Because writing a software pipeline code in assembly language is a cumbersome task, tools have been created to help assist in this process. One example of such a tool is mentioned in [49] for VLIW DSPs. In this example, the software pipeline optimization tool (SPOT) was used which combined a graphical schedule editor with an automatic conflict analyzer. The schedule editor provided a clear 2D visualization of the scheduled software pipeline with rows representing the multiple functional units of the VLIW DSP and the columns representing processor clock cycles. The conflict analyzer provided an automatic allocation of the processor registers in addition to an instant feedback on any data dependencies and other coding errors.

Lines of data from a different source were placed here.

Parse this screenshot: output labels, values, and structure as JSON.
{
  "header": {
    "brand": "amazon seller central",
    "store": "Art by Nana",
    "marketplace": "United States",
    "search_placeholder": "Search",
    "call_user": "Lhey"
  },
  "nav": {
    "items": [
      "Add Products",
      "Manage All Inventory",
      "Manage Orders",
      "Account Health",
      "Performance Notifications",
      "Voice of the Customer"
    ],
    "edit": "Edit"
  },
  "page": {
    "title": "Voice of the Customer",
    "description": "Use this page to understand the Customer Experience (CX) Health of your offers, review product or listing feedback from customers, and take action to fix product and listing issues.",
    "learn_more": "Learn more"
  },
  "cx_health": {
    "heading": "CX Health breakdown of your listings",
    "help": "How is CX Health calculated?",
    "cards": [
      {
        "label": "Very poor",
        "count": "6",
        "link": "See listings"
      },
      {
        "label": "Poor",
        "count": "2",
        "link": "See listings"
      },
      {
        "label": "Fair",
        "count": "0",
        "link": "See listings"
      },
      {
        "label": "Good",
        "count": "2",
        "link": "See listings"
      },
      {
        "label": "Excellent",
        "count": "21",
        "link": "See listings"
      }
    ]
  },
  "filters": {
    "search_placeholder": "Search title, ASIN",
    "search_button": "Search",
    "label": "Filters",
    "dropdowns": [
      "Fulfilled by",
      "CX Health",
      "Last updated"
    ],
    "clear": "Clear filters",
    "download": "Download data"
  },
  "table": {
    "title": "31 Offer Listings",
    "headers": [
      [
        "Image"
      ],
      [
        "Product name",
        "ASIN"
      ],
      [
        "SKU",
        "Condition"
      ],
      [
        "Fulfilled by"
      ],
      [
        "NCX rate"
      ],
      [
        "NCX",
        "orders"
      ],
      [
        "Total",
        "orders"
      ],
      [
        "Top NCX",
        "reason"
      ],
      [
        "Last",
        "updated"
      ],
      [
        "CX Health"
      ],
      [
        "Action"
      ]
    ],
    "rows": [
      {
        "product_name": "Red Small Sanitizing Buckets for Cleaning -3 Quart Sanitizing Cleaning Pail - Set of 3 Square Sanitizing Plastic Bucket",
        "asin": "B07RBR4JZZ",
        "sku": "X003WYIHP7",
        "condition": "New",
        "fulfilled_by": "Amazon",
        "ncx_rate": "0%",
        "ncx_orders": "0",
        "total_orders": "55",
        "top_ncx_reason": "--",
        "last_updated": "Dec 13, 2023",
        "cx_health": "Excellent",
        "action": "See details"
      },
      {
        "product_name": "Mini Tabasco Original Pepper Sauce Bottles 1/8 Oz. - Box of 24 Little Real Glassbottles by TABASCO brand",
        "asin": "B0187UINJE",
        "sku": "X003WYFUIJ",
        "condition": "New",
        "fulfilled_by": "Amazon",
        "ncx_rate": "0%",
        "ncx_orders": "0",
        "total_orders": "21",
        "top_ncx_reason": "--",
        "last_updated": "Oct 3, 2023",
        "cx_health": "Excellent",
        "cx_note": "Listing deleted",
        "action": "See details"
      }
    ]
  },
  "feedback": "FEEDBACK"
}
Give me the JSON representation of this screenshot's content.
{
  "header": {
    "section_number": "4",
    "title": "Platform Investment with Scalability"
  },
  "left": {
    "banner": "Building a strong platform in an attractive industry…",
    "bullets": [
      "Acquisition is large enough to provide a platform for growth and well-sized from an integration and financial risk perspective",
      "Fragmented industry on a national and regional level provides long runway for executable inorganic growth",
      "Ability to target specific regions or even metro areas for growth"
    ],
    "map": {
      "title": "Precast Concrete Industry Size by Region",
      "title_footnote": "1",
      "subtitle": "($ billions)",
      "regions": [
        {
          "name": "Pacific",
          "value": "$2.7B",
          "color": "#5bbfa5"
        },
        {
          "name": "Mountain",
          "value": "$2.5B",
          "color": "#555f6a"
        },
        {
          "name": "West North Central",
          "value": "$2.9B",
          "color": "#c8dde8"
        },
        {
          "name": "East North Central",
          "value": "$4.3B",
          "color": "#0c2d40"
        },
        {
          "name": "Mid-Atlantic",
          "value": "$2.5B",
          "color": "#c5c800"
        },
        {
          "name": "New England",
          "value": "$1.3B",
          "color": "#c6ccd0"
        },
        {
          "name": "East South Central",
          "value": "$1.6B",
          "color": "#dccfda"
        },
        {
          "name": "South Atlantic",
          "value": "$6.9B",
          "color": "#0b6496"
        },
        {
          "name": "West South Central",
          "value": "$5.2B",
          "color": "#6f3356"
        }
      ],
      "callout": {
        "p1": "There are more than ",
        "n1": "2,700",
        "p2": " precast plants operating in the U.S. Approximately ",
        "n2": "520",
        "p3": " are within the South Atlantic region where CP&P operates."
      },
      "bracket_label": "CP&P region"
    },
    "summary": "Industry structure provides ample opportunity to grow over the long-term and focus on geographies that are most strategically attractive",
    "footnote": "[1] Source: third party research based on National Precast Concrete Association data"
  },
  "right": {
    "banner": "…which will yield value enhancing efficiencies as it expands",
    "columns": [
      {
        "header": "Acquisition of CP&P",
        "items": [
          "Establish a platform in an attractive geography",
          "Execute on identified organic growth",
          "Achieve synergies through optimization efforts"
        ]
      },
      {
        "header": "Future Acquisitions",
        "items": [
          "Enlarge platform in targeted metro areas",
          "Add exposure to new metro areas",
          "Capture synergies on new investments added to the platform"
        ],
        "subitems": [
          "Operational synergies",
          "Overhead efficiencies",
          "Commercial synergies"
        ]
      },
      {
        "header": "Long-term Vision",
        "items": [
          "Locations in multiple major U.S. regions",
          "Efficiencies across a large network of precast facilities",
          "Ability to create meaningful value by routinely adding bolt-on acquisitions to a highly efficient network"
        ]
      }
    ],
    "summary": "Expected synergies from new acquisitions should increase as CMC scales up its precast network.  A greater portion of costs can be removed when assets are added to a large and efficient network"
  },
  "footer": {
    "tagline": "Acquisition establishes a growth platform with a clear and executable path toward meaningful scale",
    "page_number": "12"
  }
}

This tool was also capable of generating the assembly source code file of the conflict-free scheduled pipeline. The results showed that the tool was able to achieve a speedup by a factor of 20 over the optimized C code. Basically, it provided a fast, simplified, and cost-effective method for including optimized hand-scheduled pipeline code in the workflow of developing a real-time image processing system.
4.6 SUMMARY
This chapter has covered the major topics regarding software methods for achieving real-time performance including software design, memory management, and software optimization. It should be stressed that before performing any software level modifications, a thorough examination of the algorithm involved should be carried out to identify key implementation details such as the required dynamic range and input/output data accuracy, the memory requirements, and any potential parallelism inherent in the algorithm. It is also essential to have a working knowledge of the hardware in case the assembly language programming needs to be used to extract the maximum performance out of the hardware. It is worth pointing out that many of the software methods mentioned in this chapter are standard methods and have been used extensively to optimize algorithms running on various hardware platforms toward obtaining real-time performance. Also, since the application of these methods is quite straightforward, it can be assured that careful application of these methods will help one to acquire most performance out of a given hardware platform.